The fewer and the prouder: The hard truth looking up

2 Dec 2021 | Cpl. Karis Mattingly Marine Corps Installations Pacific

The fewer and the prouder. A revolutionary phrase to paint a picture of the resilience and fortitude female Marines have held close since the day Opha May Johnson raised her hand and enlisted in the Marine Corps in 1918.

What comes to mind when someone says U.S. infantry Marine? Perhaps the thought of, ‘those guys are strong and rugged’ or ‘that’s a man who’s willing to endure the difficult path.’ What if instead someone said a U.S. Marine Infantrywoman. Yes, read it over once more. It’s new and almost unfamiliar, but it’s also exhilarating and powerful.

“I want to be real, open and honest because it is tough,” said Lance Cpl. Claudia Murphy a native from St. Albans, Vermont. “At the beginning, it was like I was watching a movie of my life from the outside in.”

Murphy, the first female mortarman in Battalion Landing Team 3/5, is just one of the now numerous women who have enlisted and joined the infantry community, actively redefining the accustomed Marine in the infantry ranks.

Murphy enlisted into the Marine Corps with an open contract. However, after talking with her drill instructor at recruit training she discovered her desire to be an infantry Marine. With her sights now set on Marine infantry, she was determined to persist and make her goal a reality.

“If I was going to join the military, I was going to join the hardest branch I could,” she said. “On top of that, I thought why not just go all the way and join the infantry. I said to myself, ‘I think I can do it.’”
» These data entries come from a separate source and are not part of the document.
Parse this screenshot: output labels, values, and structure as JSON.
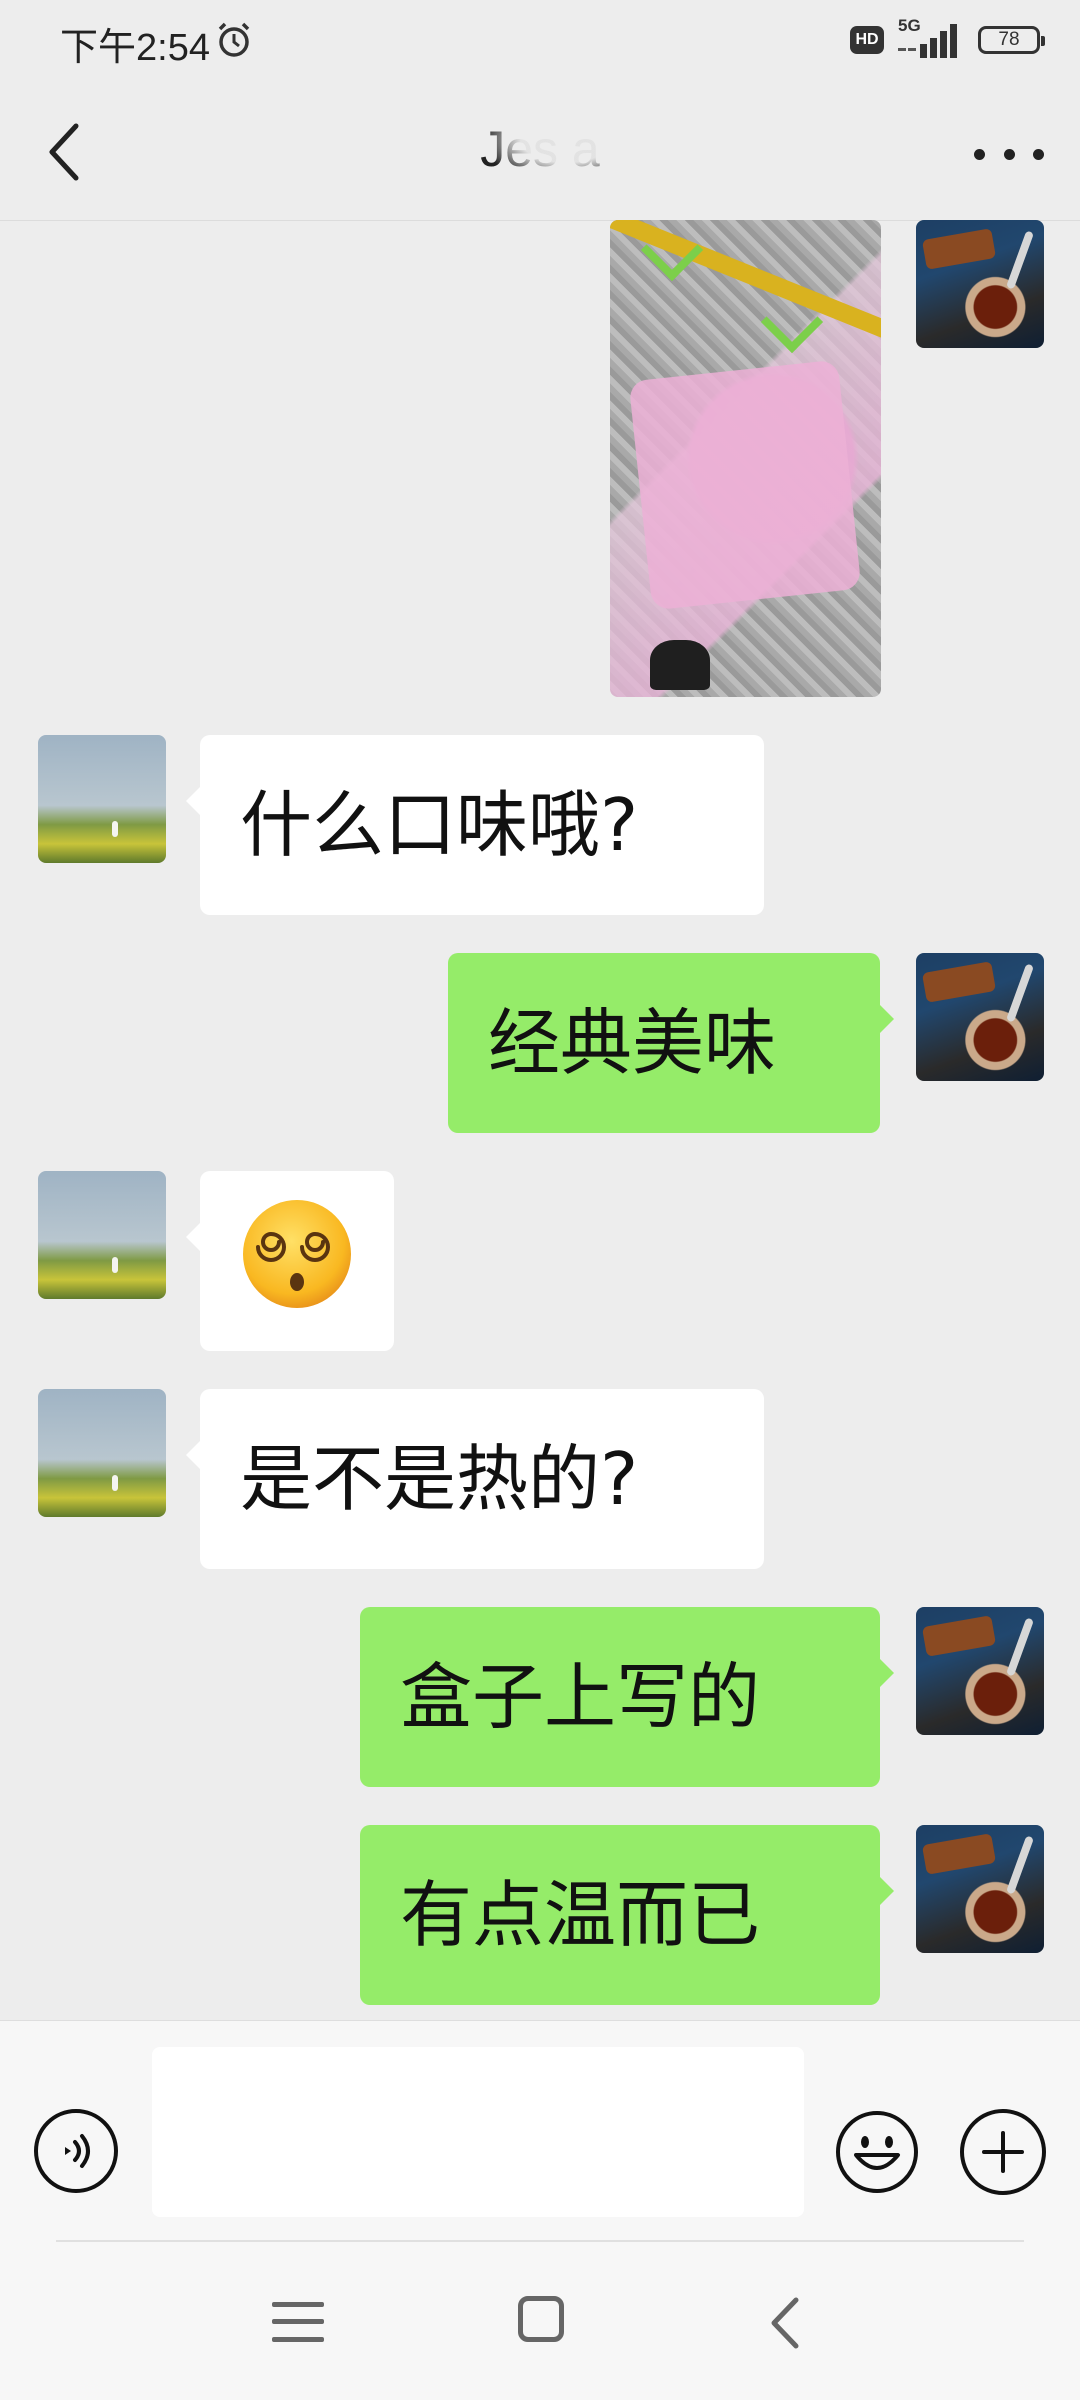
{
  "status_bar": {
    "time": "下午2:54",
    "hd_badge": "HD",
    "network": "5G",
    "battery": "78"
  },
  "header": {
    "title": "Jes  a"
  },
  "messages": [
    {
      "side": "out",
      "kind": "image"
    },
    {
      "side": "in",
      "kind": "text",
      "text": "什么口味哦?"
    },
    {
      "side": "out",
      "kind": "text",
      "text": "经典美味"
    },
    {
      "side": "in",
      "kind": "emoji",
      "text": "😵‍💫"
    },
    {
      "side": "in",
      "kind": "text",
      "text": "是不是热的?"
    },
    {
      "side": "out",
      "kind": "text",
      "text": "盒子上写的"
    },
    {
      "side": "out",
      "kind": "text",
      "text": "有点温而已"
    }
  ],
  "input_bar": {
    "placeholder": ""
  },
  "icons": {
    "alarm": "alarm-icon",
    "back": "back-arrow-icon",
    "more": "more-dots-icon",
    "voice": "voice-icon",
    "emoji": "emoji-icon",
    "plus": "plus-icon",
    "nav_menu": "menu-icon",
    "nav_home": "home-icon",
    "nav_back": "nav-back-icon"
  },
  "colors": {
    "background": "#ededed",
    "outgoing_bubble": "#95ec69",
    "incoming_bubble": "#ffffff"
  }
}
“If I was going to join the military, I was going to join the hardest branch I could” Lance Cpl. Claudia Murphy a native from St. Albans, Vermont

“So, I did.”

Over the last decade, U.S. and Marine Corps officials have made historic strides in creating a more integrated military service. Between 2013 and 2016, the military removed the ban on women serving in combat Military Occupational Specialties in a phased approach allowing women into all combat related job fields.
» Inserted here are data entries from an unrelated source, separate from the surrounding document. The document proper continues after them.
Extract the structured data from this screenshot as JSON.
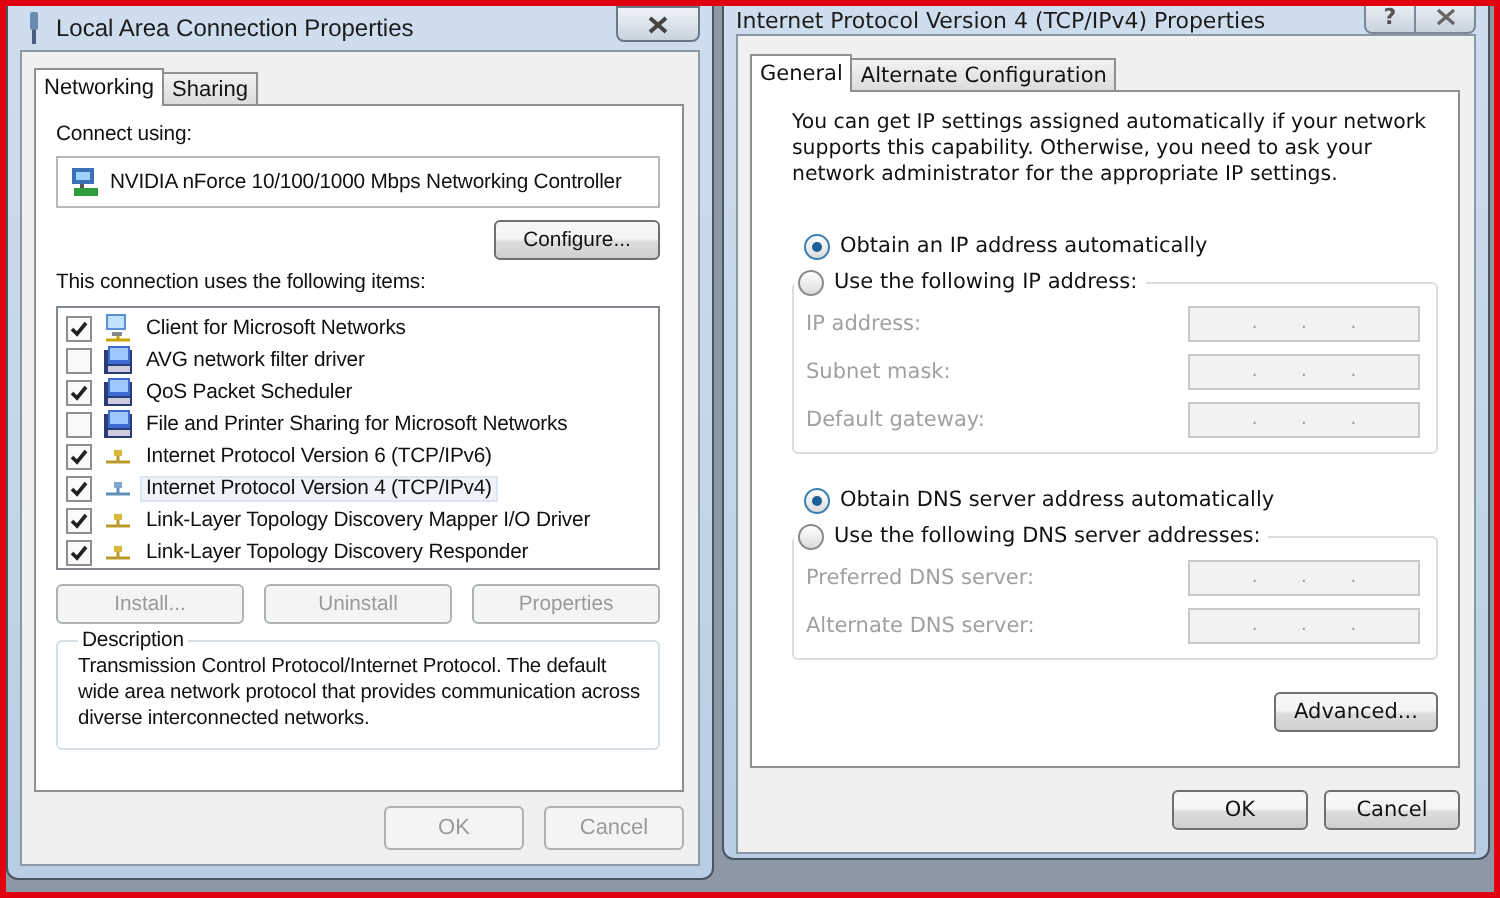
{
  "left_window": {
    "title": "Local Area Connection Properties",
    "tabs": [
      {
        "label": "Networking",
        "selected": true
      },
      {
        "label": "Sharing",
        "selected": false
      }
    ],
    "connect_using_label": "Connect using:",
    "adapter": "NVIDIA nForce 10/100/1000 Mbps Networking Controller",
    "configure_button": {
      "label": "Configure...",
      "disabled": false
    },
    "items_label": "This connection uses the following items:",
    "items": [
      {
        "label": "Client for Microsoft Networks",
        "checked": true,
        "selected": false,
        "kind": "client"
      },
      {
        "label": "AVG network filter driver",
        "checked": false,
        "selected": false,
        "kind": "service"
      },
      {
        "label": "QoS Packet Scheduler",
        "checked": true,
        "selected": false,
        "kind": "service"
      },
      {
        "label": "File and Printer Sharing for Microsoft Networks",
        "checked": false,
        "selected": false,
        "kind": "service"
      },
      {
        "label": "Internet Protocol Version 6 (TCP/IPv6)",
        "checked": true,
        "selected": false,
        "kind": "protocol"
      },
      {
        "label": "Internet Protocol Version 4 (TCP/IPv4)",
        "checked": true,
        "selected": true,
        "kind": "protocol"
      },
      {
        "label": "Link-Layer Topology Discovery Mapper I/O Driver",
        "checked": true,
        "selected": false,
        "kind": "protocol"
      },
      {
        "label": "Link-Layer Topology Discovery Responder",
        "checked": true,
        "selected": false,
        "kind": "protocol"
      }
    ],
    "item_buttons": [
      {
        "label": "Install...",
        "disabled": true
      },
      {
        "label": "Uninstall",
        "disabled": true
      },
      {
        "label": "Properties",
        "disabled": true
      }
    ],
    "description": {
      "title": "Description",
      "text": "Transmission Control Protocol/Internet Protocol. The default wide area network protocol that provides communication across diverse interconnected networks."
    },
    "buttons": [
      {
        "label": "OK",
        "disabled": true
      },
      {
        "label": "Cancel",
        "disabled": true
      }
    ]
  },
  "right_window": {
    "title": "Internet Protocol Version 4 (TCP/IPv4) Properties",
    "help_button": "?",
    "tabs": [
      {
        "label": "General",
        "selected": true
      },
      {
        "label": "Alternate Configuration",
        "selected": false
      }
    ],
    "intro": "You can get IP settings assigned automatically if your network supports this capability. Otherwise, you need to ask your network administrator for the appropriate IP settings.",
    "sections": [
      {
        "options": [
          {
            "label": "Obtain an IP address automatically",
            "selected": true,
            "kind": "plain"
          },
          {
            "label": "Use the following IP address:",
            "selected": false,
            "kind": "group",
            "fields": [
              {
                "label": "IP address:",
                "disabled": true,
                "separators": [
                  ".",
                  ".",
                  "."
                ]
              },
              {
                "label": "Subnet mask:",
                "disabled": true,
                "separators": [
                  ".",
                  ".",
                  "."
                ]
              },
              {
                "label": "Default gateway:",
                "disabled": true,
                "separators": [
                  ".",
                  ".",
                  "."
                ]
              }
            ]
          }
        ]
      },
      {
        "options": [
          {
            "label": "Obtain DNS server address automatically",
            "selected": true,
            "kind": "plain"
          },
          {
            "label": "Use the following DNS server addresses:",
            "selected": false,
            "kind": "group",
            "fields": [
              {
                "label": "Preferred DNS server:",
                "disabled": true,
                "separators": [
                  ".",
                  ".",
                  "."
                ]
              },
              {
                "label": "Alternate DNS server:",
                "disabled": true,
                "separators": [
                  ".",
                  ".",
                  "."
                ]
              }
            ]
          }
        ]
      }
    ],
    "advanced_button": {
      "label": "Advanced...",
      "disabled": false
    },
    "buttons": [
      {
        "label": "OK",
        "disabled": false
      },
      {
        "label": "Cancel",
        "disabled": false
      }
    ]
  }
}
“As more women join the infantry, it’s becoming more normalized,” said Murphy. “Especially with some units, they aren’t exposed to it yet; it’s still very new and different.”

With the Marine Corps’ initiative to integrate women into every MOS, Marines like Murphy will continue the road of exploration in an environment composed of 99 percent males.
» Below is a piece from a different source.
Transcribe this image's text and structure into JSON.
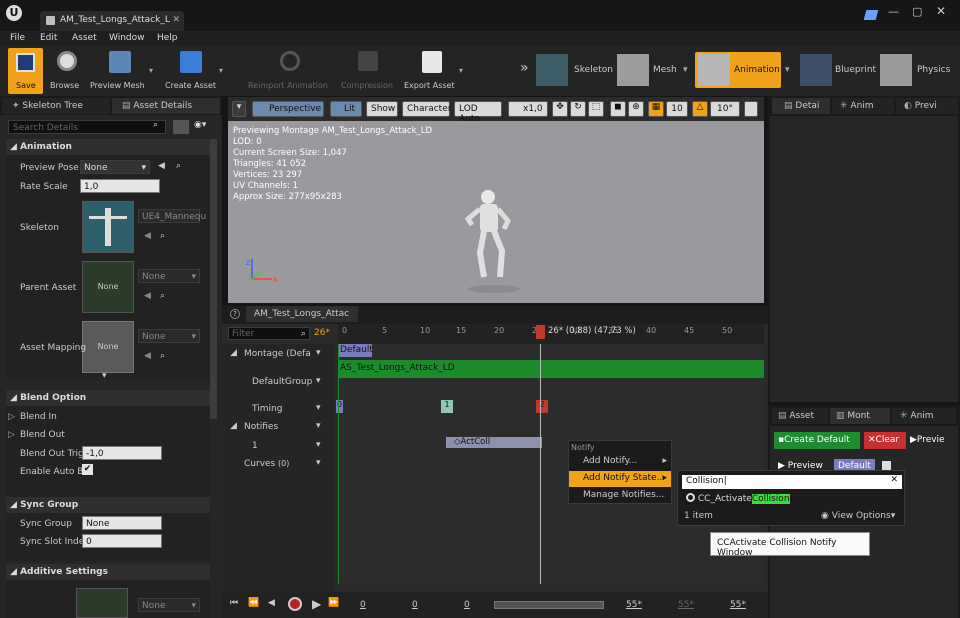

“I was on the inside of the platoon, but I constantly felt like I was someone on the outside looking in,” said Murphy. “The barrier between two genders is on me as much as it is on them. You’ll never ever be able to be fully one of the guys which is okay; it’s just something we have to be willing to accept especially in my field.”

Murphy explains that despite the hardship she faced as a female mortarman in the fleet Marine Force, things began looking up. Marines are trained to adapt and overcome, and with patience and an open mind that’s exactly what they continue to strive for.

“Take what I say with a grain of salt, but for a long time at my old unit I felt very casted out because of the initial shock factor of me there,” she said. “People who used to talk and hangout with me weren’t anymore because of the opinions of those who were not acclimated to females in the infantry. However, with time it’s gotten a lot better.”

Murphy explains that historically men and women have trained on the East Coast. However, the West Coast recruit training only recently began integrating women into training. Therefore, the first time many male Marines are exposed to female Marines is after they hit the fleet. She continues to say because of this, her unit in San Diego, California, is still adjusting and learning how to create a more dynamically welcoming atmosphere.

“The platoon has done a lot of work and is actively changing every day to become even more accepting,” said Murphy. “They have come a long way. People are now starting to think, ‘oh that’s just Murphy’ and not so much ‘the female.’ I am working with a platoon that is willing to involve me as a Marine instead of an outsider. They have come a long way, however, there is still more work to be done.”

“I’ll always empower women to do it- if you want to do it, do it,” said Murphy. “I won’t say you should or shouldn’t. From my experience though, you need to be physically, mentally, and more than anything, emotionally strong especially at the beginning. The infantry is just different.”

Murphy is currently attached to Battalion Landing Team 3/5, with the 31st MEU, aboard amphibious assault ship USS America (LHA 6). The 31st MEU is operating aboard ships of the America Expeditionary Strike Group in the 7th fleet area of operations to enhance interoperability with allies and partners and serve as a ready response force to defend peace and stability in the Indo-Pacific region.